There is growing evidence that both TBI and AD target functional neural networks with disconnection occurring before other neuropathology [158–164]. In AD, resting state functional MRI classically shows early dysfunction of the default mode network (DMN) in the precuneus/posterior cingulate and the mesial temporal lobe, even before any clinical symptoms [165–173], with an eventual loss of cross-network relations as the severity of AD increases [174]. After mild TBI, resting state functional MRI also shows abnormalities in neural networks [125, 175]; there is decreased connectivity of the DMN immediately after TBI which then increases during later stages, possibly as a form of compensation for injury to other neural networks. Investigators report the development of hyperconnectivity of the DMN associated with repetitive subconcussive mTBI [176]. In contrast, there may be hyperconnectivity in frontally-based executive and salience networks in AD [177–179]. A possible explanation for these findings is that TBIs promote AD through enhancing the early impairment of the DMN, but later diverge with subsequent opposite effects as other neural networks become involved.
CONCLUSIONS
This literature clarifies several aspects of the TBI-dementia relationship. First, the risk of dementia increases with increased severity, frequency, and repetitiveness of TBIs, but does not dependent on the type of physical force to the head. This finding suggests a cumulative effect of violent head displacement with consequent brain deformation, shear forces on axons, and DAI. Second, the impact of these forces depends on individual vulnerabilities of the patient’s brain. Factors affecting vulnerability include cognitive and neuronal reserve, age at time of TBI, and the presence or absence of an APOE4 allele. Third, the effects of TBI are more general than effects on AD, extend to other neurodegenerative disorders, and may suggest a less specific pathophysiological mechanism. TBI is a risk factor for FTD, PD, and possibly ALS as well for AD. This is also suggested by a general effect of lowering of the age of onset of dementia and the addition of TBI cognitive-behavioral features. Fourth, the pathophysiology of TBI is reflected in the neuropathology of CTE, the occurrence of abnormal proteinopathies, and the disruption of white matter tracts and neural networks. One putative mechanism from these results is the release and accumulation of Aβ, hyperphosphorylated tau, and other abnormal proteins along white matter tracts and networks. Additional potential mechanisms include neural network disruption, neuroinflammation, abnormal calcium signaling, vascular abnormalities, and others.

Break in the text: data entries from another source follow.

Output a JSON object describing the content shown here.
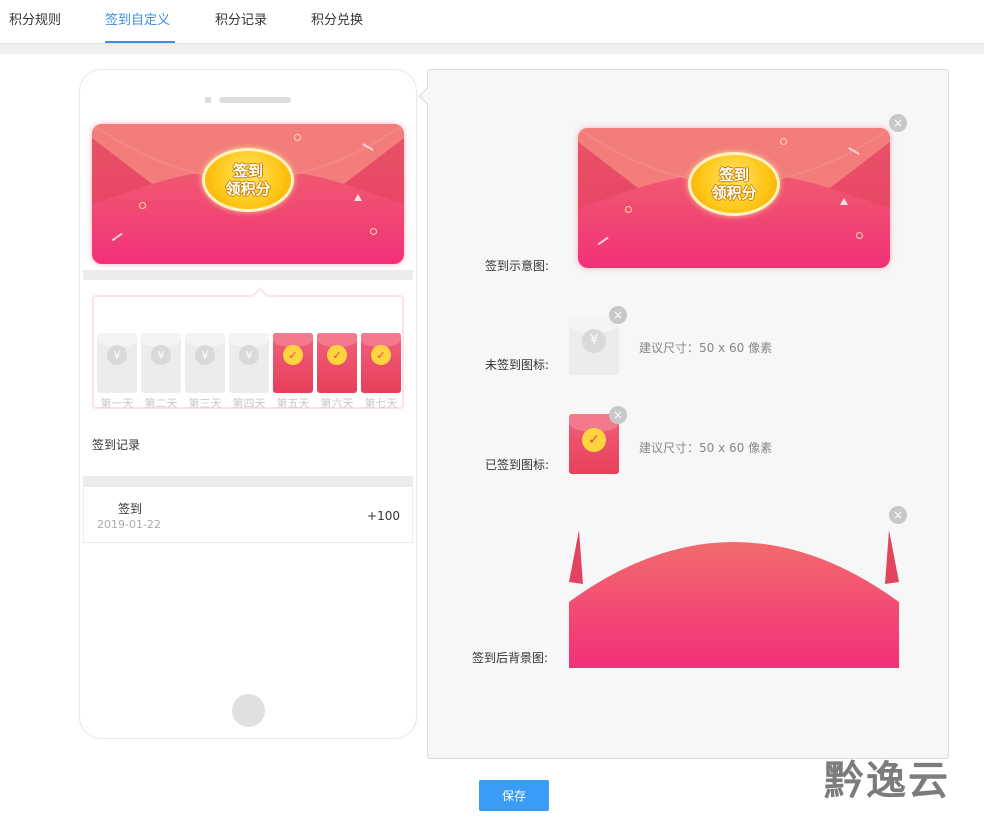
{
  "tabs": [
    {
      "label": "积分规则",
      "active": false
    },
    {
      "label": "签到自定义",
      "active": true
    },
    {
      "label": "积分记录",
      "active": false
    },
    {
      "label": "积分兑换",
      "active": false
    }
  ],
  "banner": {
    "line1": "签到",
    "line2": "领积分"
  },
  "days": [
    {
      "label": "第一天",
      "checked": false
    },
    {
      "label": "第二天",
      "checked": false
    },
    {
      "label": "第三天",
      "checked": false
    },
    {
      "label": "第四天",
      "checked": false
    },
    {
      "label": "第五天",
      "checked": true
    },
    {
      "label": "第六天",
      "checked": true
    },
    {
      "label": "第七天",
      "checked": true
    }
  ],
  "day_icons": {
    "unchecked": "¥",
    "checked": "✓"
  },
  "records": {
    "title": "签到记录",
    "items": [
      {
        "name": "签到",
        "date": "2019-01-22",
        "points": "+100"
      }
    ]
  },
  "settings": {
    "preview_label": "签到示意图:",
    "unchecked_label": "未签到图标:",
    "checked_label": "已签到图标:",
    "bg_label": "签到后背景图:",
    "size_hint": "建议尺寸：50 x 60 像素",
    "close_glyph": "×"
  },
  "save_label": "保存",
  "watermark": "黔逸云",
  "colors": {
    "accent": "#3a8ee6",
    "button": "#3a9df5",
    "red": "#f04a72",
    "gold": "#ffc81a"
  }
}
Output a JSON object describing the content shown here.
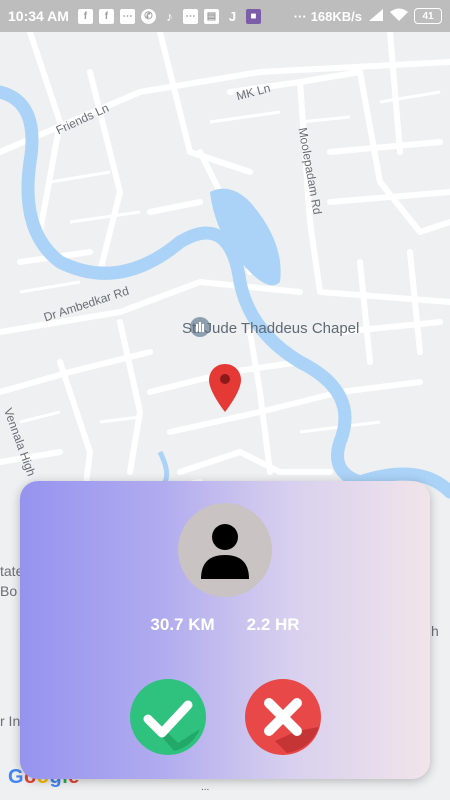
{
  "status_bar": {
    "time": "10:34 AM",
    "speed": "168KB/s",
    "battery": "41",
    "notification_icons": [
      "facebook-icon",
      "facebook-icon",
      "message-icon",
      "whatsapp-icon",
      "tiktok-icon",
      "message-icon",
      "news-icon",
      "jio-icon",
      "app-icon"
    ],
    "more": "···"
  },
  "map": {
    "streets": {
      "friends_ln": "Friends Ln",
      "mk_ln": "MK Ln",
      "moolepadam_rd": "Moolepadam Rd",
      "dr_ambedkar_rd": "Dr Ambedkar Rd",
      "vennala_high": "Vennala High"
    },
    "poi": "St. Jude Thaddeus Chapel",
    "edge_fragments": {
      "left_1": "tate",
      "left_2": "Bo",
      "left_3": "r Inc",
      "right_1": "h"
    },
    "google_logo": "Google",
    "colors": {
      "water": "#aad3f7",
      "road": "#ffffff",
      "land": "#eef0f2",
      "pin": "#e53935"
    }
  },
  "card": {
    "distance": "30.7 KM",
    "duration": "2.2 HR",
    "accept_icon": "checkmark-icon",
    "reject_icon": "cross-icon",
    "colors": {
      "accept": "#2ec27e",
      "reject": "#e94848",
      "gradient_start": "#9693ef",
      "gradient_end": "#f1e4ea"
    }
  },
  "bottom_hint": "..."
}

This synthesis of research on the relationship of TBI and dementia is a preliminary assessment of a rapidly growing literature. The conclusions from this review are mitigated by significant reservations, including recall bias on reporting the presence, number, and severity of TBIs as well as major methodological hurdles in establishing causality and not just association between TBI and dementia. Future research is need in order to establish whether dose-dependent effects of head displacement in vulnerable brains damages axons and, thereby, initiates a neurodegenerative process. More work is specifically needed on post-traumatic biomarkers that may predict cognitive decline, the relationship of clinical dementia syndromes with the neuropathology of CTE, and the effects of neural network disruption and potential abnormal protein propagation. In sum, this review can stimulate future studies on the important relationship between TBI and AD, CTE, and other forms of neurodegeneration with potentialdementia.